Seul maire en lice pour cette présidentielle, il déroule un projet structuré autour de « 700 propositions » qui se veut un projet « de redressement national patriotique et humaniste sans les excès du Front national
Repli sur soi : pas une option pour le numérique
J'ai eu personnellement l'occasion de rencontrer le leader souverainiste à plusieurs reprises. La première, il y a 3 ans, lors d'un débat au cours duquel Nicolas Dupont-Aignan s'évertuait à me démontrer que l'Euro était le principal handicap dont souffrait notre pays, que la monnaie unique était responsable de tous nos maux, ferait perdre aux Etats européens leur souveraineté monétaire, rendrait la vie plus chère et empêcherait les entreprises d'être compétitives.
J'ai volontiers concédé que des problèmes structurels existaient qui appelaient sans aucun doute des réformes. Pour autant, j'objectais à celui qui se présentait face à moi comme le défenseur d'une économie française moribonde qu'il se trompait de cible en prônant un retour au « chacun pour soi », autrement dit à cette logique d'enfermement qu'il partage avec Marine Le Pen.

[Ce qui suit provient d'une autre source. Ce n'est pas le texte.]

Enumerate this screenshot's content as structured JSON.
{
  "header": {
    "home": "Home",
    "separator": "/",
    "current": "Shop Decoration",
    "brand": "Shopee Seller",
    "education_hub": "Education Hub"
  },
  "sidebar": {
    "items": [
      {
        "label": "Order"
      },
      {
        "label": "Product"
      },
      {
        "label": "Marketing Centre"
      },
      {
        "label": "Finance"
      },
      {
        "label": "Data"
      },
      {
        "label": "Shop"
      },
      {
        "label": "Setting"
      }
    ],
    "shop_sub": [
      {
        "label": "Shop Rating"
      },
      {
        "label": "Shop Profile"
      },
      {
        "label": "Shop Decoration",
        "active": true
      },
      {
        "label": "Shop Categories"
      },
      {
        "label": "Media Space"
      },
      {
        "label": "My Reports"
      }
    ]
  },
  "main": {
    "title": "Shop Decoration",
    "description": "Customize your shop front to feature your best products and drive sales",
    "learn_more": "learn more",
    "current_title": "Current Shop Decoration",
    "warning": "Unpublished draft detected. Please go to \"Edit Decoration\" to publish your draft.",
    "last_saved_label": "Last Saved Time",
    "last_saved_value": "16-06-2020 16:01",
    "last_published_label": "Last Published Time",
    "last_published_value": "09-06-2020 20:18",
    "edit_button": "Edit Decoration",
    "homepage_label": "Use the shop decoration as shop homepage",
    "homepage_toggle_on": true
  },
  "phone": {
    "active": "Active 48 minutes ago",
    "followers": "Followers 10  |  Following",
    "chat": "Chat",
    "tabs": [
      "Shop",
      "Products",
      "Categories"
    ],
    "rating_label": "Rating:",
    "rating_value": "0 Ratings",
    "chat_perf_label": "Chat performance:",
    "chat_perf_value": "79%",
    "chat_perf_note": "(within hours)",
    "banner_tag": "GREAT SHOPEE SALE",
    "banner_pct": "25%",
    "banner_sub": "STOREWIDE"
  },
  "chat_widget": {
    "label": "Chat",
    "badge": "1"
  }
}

Je me souviens très bien que les arguments que je lui opposais à l'époque l'avaient laissé pantois alors que je lui faisais simplement observer que les entreprises du numérique que j'avais l'honneur de représenter avaient d'autres préoccupations que celle de l'Euro: elles souffraient, d'abord et avant tout, de problèmes d'emploi et de ressources. Le repli sur soi n'était en tout cas pas pour elles une option : le numérique, c'est l'ouverture, pas la fermeture.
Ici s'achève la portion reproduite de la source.